La pronuncia del giudice dell’esecuzione di rigetto di una determinata istanza preclude la riproposizione della medesima domanda, che non sia fon,data su
elementi nuovi e diversi (ad esempio, in tema di continuazione, Sez. 1, n. 36337 del 16/03/2016, COGNOME, Rv. 268562 – 01; Sez. 1, n. 12823 del 03/03/2011, COGNOME, Rv. 249913 – 01).
Naturalmente, il concetto giuridico di giudicato esecutivo si sostanzia in una preclusione processuale rebus sic stantibus, di guisa che la sopravvenienza e anche la nuova deduzione, prima non effettuata, di un ulteriore elemento, di fatto o di diritto, idoneo a mutare il quadro valutativo costituiscono fatti idonei a superare la relativa barriera: sempe a titolo esemplificativo, si ribadisce che il mutamento di giurisprudenza intervenuto con decisione delle Sezioni Unite, adottata sulla base di un’interpretazione conforme a principi costituzionali o sovranazionali, integra un nuovo elemento di diritto idoneo a superare la preclusione integrante il giudicato esecutivo (Sez. 1, n. 30569 del 07/03/2019, COGNOME, Rv. 276604 – 01).
Nel caso in esame, la seconda istanza è risultata essere stata effettivamente l’esito di una mera reiterazione deduttiva, in assenza di elementi nuovi, di fatto o di diritto, idonei a far emergere un’apprezzabile diversità del thema decidendum oggetto del nuovo procedimento.
Pertanto, essa è stata correttamente dichiarata inammissibile con decreto reso inaudita altera parte, ai sensi dell’art. 666, comma 2, cod. proc. pen.
Il ricorso avverso il suddetto provvedimento, che ha sostenuto l’assunto contrario in modo aspecifico e infondato in modo manifesto, è da ritenersi, quindi, a sua volta, inammissibile.

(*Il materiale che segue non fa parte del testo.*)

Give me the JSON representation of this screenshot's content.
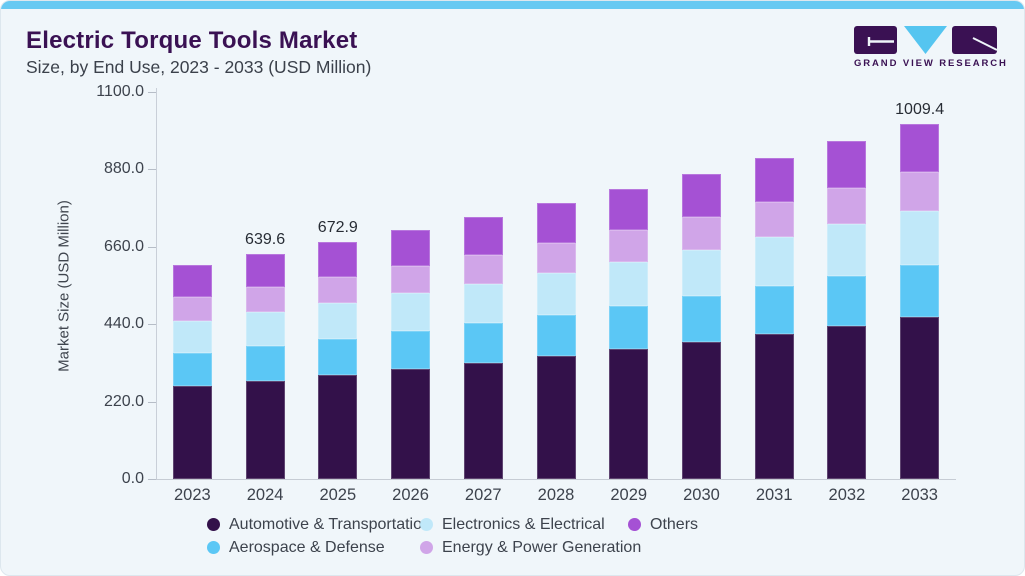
{
  "logo": {
    "text": "GRAND VIEW RESEARCH",
    "mark_dark_color": "#3a1153",
    "mark_cyan_color": "#55c5f0"
  },
  "colors": {
    "top_accent": "#67c9f2",
    "card_background": "#f0f6fa",
    "title_text": "#3a1153",
    "axis_text": "#3d434d"
  },
  "chart_data": {
    "type": "bar",
    "stacked": true,
    "title": "Electric Torque Tools Market",
    "subtitle": "Size, by End Use, 2023 - 2033 (USD Million)",
    "xlabel": "",
    "ylabel": "Market Size (USD Million)",
    "ylim": [
      0,
      1100
    ],
    "yticks": [
      "0.0",
      "220.0",
      "440.0",
      "660.0",
      "880.0",
      "1100.0"
    ],
    "grid": false,
    "legend_position": "bottom",
    "categories": [
      "2023",
      "2024",
      "2025",
      "2026",
      "2027",
      "2028",
      "2029",
      "2030",
      "2031",
      "2032",
      "2033"
    ],
    "series": [
      {
        "name": "Automotive & Transportation",
        "color": "#33114a",
        "values": [
          264.5,
          279.5,
          295.4,
          312.2,
          329.9,
          348.6,
          368.4,
          389.3,
          411.4,
          434.7,
          459.3
        ]
      },
      {
        "name": "Aerospace & Defense",
        "color": "#5bc7f5",
        "values": [
          94.2,
          98.5,
          103.0,
          108.3,
          113.2,
          118.3,
          124.5,
          130.1,
          135.9,
          142.0,
          148.4
        ]
      },
      {
        "name": "Electronics & Electrical",
        "color": "#c0e8f9",
        "values": [
          91.2,
          95.9,
          101.6,
          106.9,
          112.4,
          119.1,
          125.3,
          131.8,
          139.6,
          146.8,
          154.4
        ]
      },
      {
        "name": "Energy & Power Generation",
        "color": "#d0a5e8",
        "values": [
          68.1,
          71.0,
          74.7,
          78.6,
          81.9,
          86.2,
          90.7,
          94.5,
          99.4,
          104.6,
          111.0
        ]
      },
      {
        "name": "Others",
        "color": "#a551d4",
        "values": [
          90.0,
          94.7,
          98.2,
          101.9,
          107.3,
          111.2,
          115.3,
          121.3,
          125.8,
          131.4,
          136.3
        ]
      }
    ],
    "totals": [
      608.0,
      639.6,
      672.9,
      707.9,
      744.7,
      783.4,
      824.2,
      867.0,
      912.1,
      959.5,
      1009.4
    ],
    "shown_total_labels": {
      "2024": "639.6",
      "2025": "672.9",
      "2033": "1009.4"
    },
    "legend_layout": {
      "rows": [
        [
          0,
          2,
          4
        ],
        [
          1,
          3
        ]
      ]
    }
  }
}
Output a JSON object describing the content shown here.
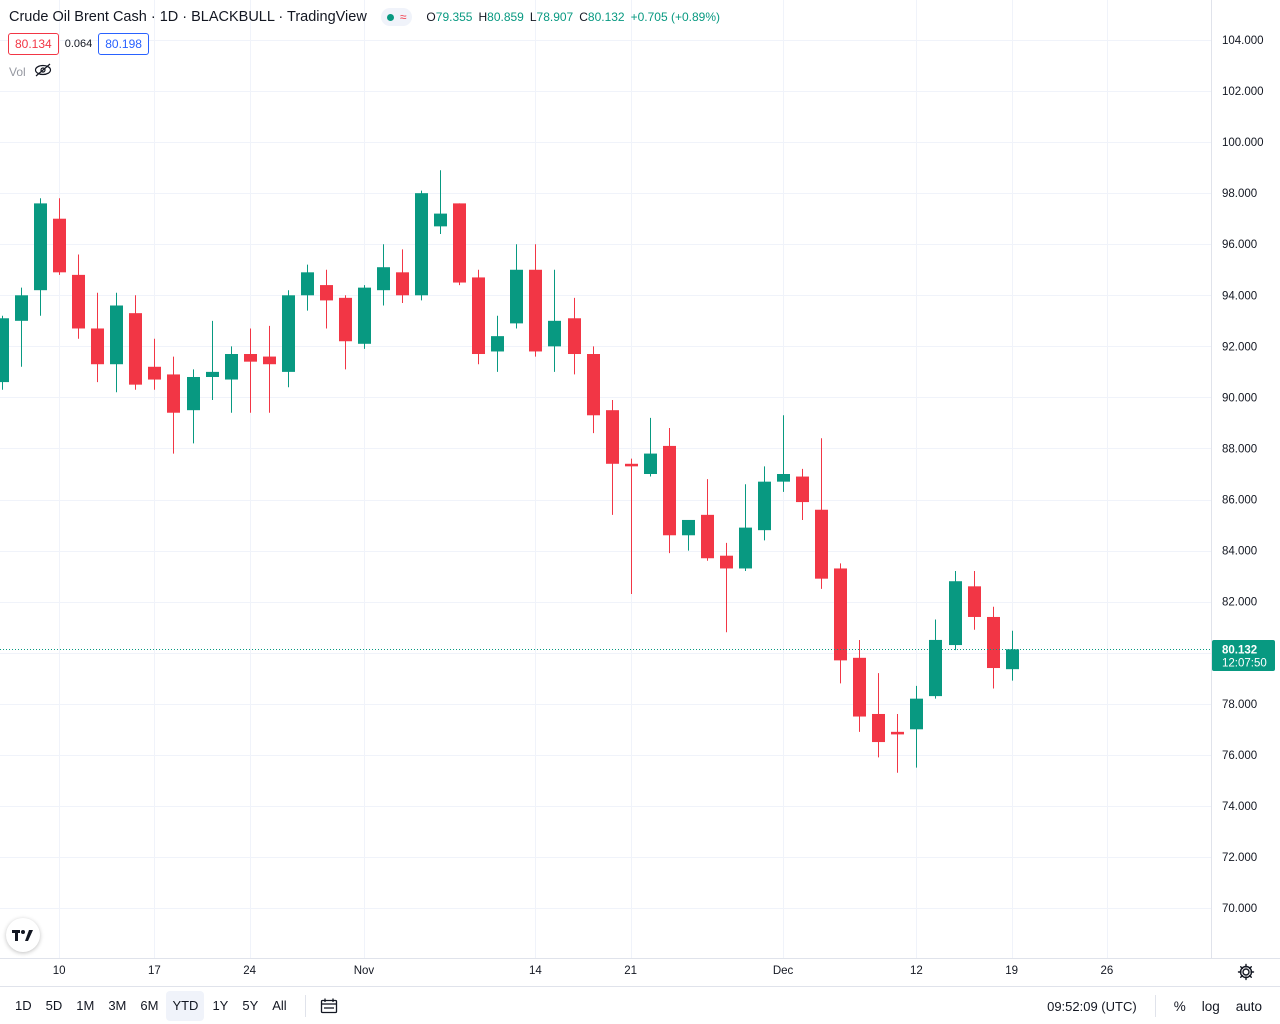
{
  "legend": {
    "symbol": "Crude Oil Brent Cash · 1D · BLACKBULL · TradingView",
    "status_wave": "≈",
    "open_label": "O",
    "open": "79.355",
    "high_label": "H",
    "high": "80.859",
    "low_label": "L",
    "low": "78.907",
    "close_label": "C",
    "close": "80.132",
    "change": "+0.705 (+0.89%)"
  },
  "quote": {
    "bid": "80.134",
    "spread": "0.064",
    "ask": "80.198"
  },
  "volume": {
    "label": "Vol",
    "icon": "eye-crossed-icon"
  },
  "colors": {
    "up": "#089981",
    "down": "#f23645",
    "grid": "#f0f3fa",
    "axis_text": "#131722",
    "accent": "#2962ff"
  },
  "chart_data": {
    "type": "candlestick",
    "interval": "1D",
    "ylim": [
      68.5,
      105
    ],
    "y_ticks": [
      "104.000",
      "102.000",
      "100.000",
      "98.000",
      "96.000",
      "94.000",
      "92.000",
      "90.000",
      "88.000",
      "86.000",
      "84.000",
      "82.000",
      "80.000",
      "78.000",
      "76.000",
      "74.000",
      "72.000",
      "70.000"
    ],
    "y_tick_values": [
      104,
      102,
      100,
      98,
      96,
      94,
      92,
      90,
      88,
      86,
      84,
      82,
      80,
      78,
      76,
      74,
      72,
      70
    ],
    "x_ticks": [
      {
        "label": "10",
        "index": 3
      },
      {
        "label": "17",
        "index": 8
      },
      {
        "label": "24",
        "index": 13
      },
      {
        "label": "Nov",
        "index": 19
      },
      {
        "label": "14",
        "index": 28
      },
      {
        "label": "21",
        "index": 33
      },
      {
        "label": "Dec",
        "index": 41
      },
      {
        "label": "12",
        "index": 48
      },
      {
        "label": "19",
        "index": 53
      },
      {
        "label": "26",
        "index": 58
      }
    ],
    "candles": [
      {
        "o": 90.6,
        "h": 93.2,
        "l": 90.3,
        "c": 93.1
      },
      {
        "o": 93.0,
        "h": 94.3,
        "l": 91.2,
        "c": 94.0
      },
      {
        "o": 94.2,
        "h": 97.8,
        "l": 93.2,
        "c": 97.6
      },
      {
        "o": 97.0,
        "h": 97.8,
        "l": 94.8,
        "c": 94.9
      },
      {
        "o": 94.8,
        "h": 95.6,
        "l": 92.3,
        "c": 92.7
      },
      {
        "o": 92.7,
        "h": 94.1,
        "l": 90.6,
        "c": 91.3
      },
      {
        "o": 91.3,
        "h": 94.1,
        "l": 90.2,
        "c": 93.6
      },
      {
        "o": 93.3,
        "h": 94.0,
        "l": 90.3,
        "c": 90.5
      },
      {
        "o": 91.2,
        "h": 92.3,
        "l": 90.3,
        "c": 90.7
      },
      {
        "o": 90.9,
        "h": 91.6,
        "l": 87.8,
        "c": 89.4
      },
      {
        "o": 89.5,
        "h": 91.1,
        "l": 88.2,
        "c": 90.8
      },
      {
        "o": 90.8,
        "h": 93.0,
        "l": 89.9,
        "c": 91.0
      },
      {
        "o": 90.7,
        "h": 92.0,
        "l": 89.4,
        "c": 91.7
      },
      {
        "o": 91.7,
        "h": 92.7,
        "l": 89.4,
        "c": 91.4
      },
      {
        "o": 91.6,
        "h": 92.8,
        "l": 89.4,
        "c": 91.3
      },
      {
        "o": 91.0,
        "h": 94.2,
        "l": 90.4,
        "c": 94.0
      },
      {
        "o": 94.0,
        "h": 95.2,
        "l": 93.4,
        "c": 94.9
      },
      {
        "o": 94.4,
        "h": 95.0,
        "l": 92.7,
        "c": 93.8
      },
      {
        "o": 93.9,
        "h": 94.0,
        "l": 91.1,
        "c": 92.2
      },
      {
        "o": 92.1,
        "h": 94.4,
        "l": 91.9,
        "c": 94.3
      },
      {
        "o": 94.2,
        "h": 96.0,
        "l": 93.6,
        "c": 95.1
      },
      {
        "o": 94.9,
        "h": 95.8,
        "l": 93.7,
        "c": 94.0
      },
      {
        "o": 94.0,
        "h": 98.1,
        "l": 93.8,
        "c": 98.0
      },
      {
        "o": 96.7,
        "h": 98.9,
        "l": 96.4,
        "c": 97.2
      },
      {
        "o": 97.6,
        "h": 97.6,
        "l": 94.4,
        "c": 94.5
      },
      {
        "o": 94.7,
        "h": 95.0,
        "l": 91.3,
        "c": 91.7
      },
      {
        "o": 91.8,
        "h": 93.2,
        "l": 91.0,
        "c": 92.4
      },
      {
        "o": 92.9,
        "h": 96.0,
        "l": 92.7,
        "c": 95.0
      },
      {
        "o": 95.0,
        "h": 96.0,
        "l": 91.6,
        "c": 91.8
      },
      {
        "o": 92.0,
        "h": 95.0,
        "l": 91.0,
        "c": 93.0
      },
      {
        "o": 93.1,
        "h": 93.9,
        "l": 90.9,
        "c": 91.7
      },
      {
        "o": 91.7,
        "h": 92.0,
        "l": 88.6,
        "c": 89.3
      },
      {
        "o": 89.5,
        "h": 89.9,
        "l": 85.4,
        "c": 87.4
      },
      {
        "o": 87.4,
        "h": 87.6,
        "l": 82.3,
        "c": 87.3
      },
      {
        "o": 87.0,
        "h": 89.2,
        "l": 86.9,
        "c": 87.8
      },
      {
        "o": 88.1,
        "h": 88.8,
        "l": 83.9,
        "c": 84.6
      },
      {
        "o": 84.6,
        "h": 85.2,
        "l": 84.0,
        "c": 85.2
      },
      {
        "o": 85.4,
        "h": 86.8,
        "l": 83.6,
        "c": 83.7
      },
      {
        "o": 83.8,
        "h": 84.3,
        "l": 80.8,
        "c": 83.3
      },
      {
        "o": 83.3,
        "h": 86.6,
        "l": 83.2,
        "c": 84.9
      },
      {
        "o": 84.8,
        "h": 87.3,
        "l": 84.4,
        "c": 86.7
      },
      {
        "o": 86.7,
        "h": 89.3,
        "l": 86.3,
        "c": 87.0
      },
      {
        "o": 86.9,
        "h": 87.2,
        "l": 85.2,
        "c": 85.9
      },
      {
        "o": 85.6,
        "h": 88.4,
        "l": 82.5,
        "c": 82.9
      },
      {
        "o": 83.3,
        "h": 83.5,
        "l": 78.8,
        "c": 79.7
      },
      {
        "o": 79.8,
        "h": 80.5,
        "l": 76.9,
        "c": 77.5
      },
      {
        "o": 77.6,
        "h": 79.2,
        "l": 75.9,
        "c": 76.5
      },
      {
        "o": 76.9,
        "h": 77.6,
        "l": 75.3,
        "c": 76.8
      },
      {
        "o": 77.0,
        "h": 78.7,
        "l": 75.5,
        "c": 78.2
      },
      {
        "o": 78.3,
        "h": 81.3,
        "l": 78.2,
        "c": 80.5
      },
      {
        "o": 80.3,
        "h": 83.2,
        "l": 80.1,
        "c": 82.8
      },
      {
        "o": 82.6,
        "h": 83.2,
        "l": 80.9,
        "c": 81.4
      },
      {
        "o": 81.4,
        "h": 81.8,
        "l": 78.6,
        "c": 79.4
      },
      {
        "o": 79.355,
        "h": 80.859,
        "l": 78.907,
        "c": 80.132
      }
    ],
    "last_price": {
      "value": 80.132,
      "label": "80.132",
      "countdown": "12:07:50"
    }
  },
  "bottom_bar": {
    "ranges": [
      "1D",
      "5D",
      "1M",
      "3M",
      "6M",
      "YTD",
      "1Y",
      "5Y",
      "All"
    ],
    "active_range": "YTD",
    "clock": "09:52:09 (UTC)",
    "percent": "%",
    "log": "log",
    "auto": "auto"
  },
  "logo_text": "TV"
}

Consegue, ai sensi dell’art. 616 cod. proc. pen., la condanna del ricorrente al pagamento delle spese del procedimento e – per i profili di colpa correlati all’irritualità dell’impugnazione (Corte cost., sent. n. 186 del 2000) – di una somma in favore della Cassa delle ammende nella misura che, in ragione dell’insieme delle questioni dedotte, si stima equo determinare in euro tremila.
P.Q.M.
Dichiara inammissibile il ricorso e condanna il ricorrente al pagamento delle spese processuali e della somma di euro tremila in favore della Cassa delle ammende.